That's because it is a hack (as mentioned in my original comment edit#1).
My comments are only intended provide whatever help I can towards the original posting context which suggested a strict CSP criteria.
None of these things have to be done. It's up to you to decide, so really the question becomes what are you doing it for? Are you building a news site for a community of a few thousand people in a niche group? or are you making a news app that others can buy into for their own product/uses? The latter would make me want to ensure it's CSP capable, while the former - not so much.
> It will be difficult to deal with some styling functions from Arc, like 'grayrange'...
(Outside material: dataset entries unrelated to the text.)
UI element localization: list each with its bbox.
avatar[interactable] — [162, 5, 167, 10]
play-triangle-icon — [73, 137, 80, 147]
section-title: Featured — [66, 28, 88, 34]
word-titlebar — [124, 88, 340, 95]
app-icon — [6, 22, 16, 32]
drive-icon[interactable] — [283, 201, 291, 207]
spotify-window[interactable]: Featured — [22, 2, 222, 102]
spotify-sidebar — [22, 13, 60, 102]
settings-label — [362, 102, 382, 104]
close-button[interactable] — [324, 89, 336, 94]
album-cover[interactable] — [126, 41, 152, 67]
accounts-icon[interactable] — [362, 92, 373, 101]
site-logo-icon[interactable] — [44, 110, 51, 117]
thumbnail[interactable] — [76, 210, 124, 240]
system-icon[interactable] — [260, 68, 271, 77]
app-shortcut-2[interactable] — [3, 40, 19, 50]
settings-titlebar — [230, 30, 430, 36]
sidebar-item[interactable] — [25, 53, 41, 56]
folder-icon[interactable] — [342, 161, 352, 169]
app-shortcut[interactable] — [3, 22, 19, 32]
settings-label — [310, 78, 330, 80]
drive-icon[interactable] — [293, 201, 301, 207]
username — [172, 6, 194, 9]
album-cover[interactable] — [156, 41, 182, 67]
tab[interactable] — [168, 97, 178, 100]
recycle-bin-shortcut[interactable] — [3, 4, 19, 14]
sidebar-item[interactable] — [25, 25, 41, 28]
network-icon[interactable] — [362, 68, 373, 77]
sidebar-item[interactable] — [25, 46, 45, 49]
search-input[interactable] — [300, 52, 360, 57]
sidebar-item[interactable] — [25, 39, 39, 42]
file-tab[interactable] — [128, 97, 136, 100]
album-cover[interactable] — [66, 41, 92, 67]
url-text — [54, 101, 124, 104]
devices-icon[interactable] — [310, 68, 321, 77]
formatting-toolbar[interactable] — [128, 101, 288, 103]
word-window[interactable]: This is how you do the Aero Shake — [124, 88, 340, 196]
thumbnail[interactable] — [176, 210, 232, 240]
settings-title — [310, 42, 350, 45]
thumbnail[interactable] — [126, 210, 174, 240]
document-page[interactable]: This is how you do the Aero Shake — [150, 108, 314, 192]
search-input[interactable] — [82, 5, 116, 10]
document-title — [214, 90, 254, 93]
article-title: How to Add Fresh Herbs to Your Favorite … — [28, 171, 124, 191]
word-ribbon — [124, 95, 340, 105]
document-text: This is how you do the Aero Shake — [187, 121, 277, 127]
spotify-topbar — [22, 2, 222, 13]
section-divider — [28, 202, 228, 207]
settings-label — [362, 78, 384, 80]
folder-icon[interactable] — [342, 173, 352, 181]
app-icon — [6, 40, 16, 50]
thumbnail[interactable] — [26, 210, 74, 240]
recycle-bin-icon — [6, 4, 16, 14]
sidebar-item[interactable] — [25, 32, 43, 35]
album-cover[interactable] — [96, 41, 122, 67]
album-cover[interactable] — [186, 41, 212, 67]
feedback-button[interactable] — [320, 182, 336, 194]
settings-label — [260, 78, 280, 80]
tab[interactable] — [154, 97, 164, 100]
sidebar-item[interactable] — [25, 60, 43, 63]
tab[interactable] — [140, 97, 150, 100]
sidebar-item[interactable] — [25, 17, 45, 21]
I would just create 10 or 20 or whatever number of css entries that act as a segmented gradient (call them .color-reduct1 to .color-reduct10) then create a server side function that takes the output value of grayrange and picks one the css entries. Then add that class to the html element and you're good to go. It's not a perfect gradient but it would be enough that I doubt it would make any noticeable difference.
Js is also an option, but then you have to store and pass the score into the js calculation which requires much more work then the above solution. Plus it forces you to expose the score (which HN no longer does)
> I wonder in which file the CSP would need to be implemented in Arc, or whether it's easier to set them in an Nginx config.
If you want to make code that's generic and useable by others then it needs to be in arc (not everyone will use Nginx). I suggested using arc templates [1] already and I still think this is the right way go. Establish the base template definition in srv.arc and then each app can modify that base template from their app file. Additionally allowing defop to optionally pass in over-rides will make it dynamic if you need that variance.
I'm sure there are dozen ways to do it, but that's my suggestion anyway.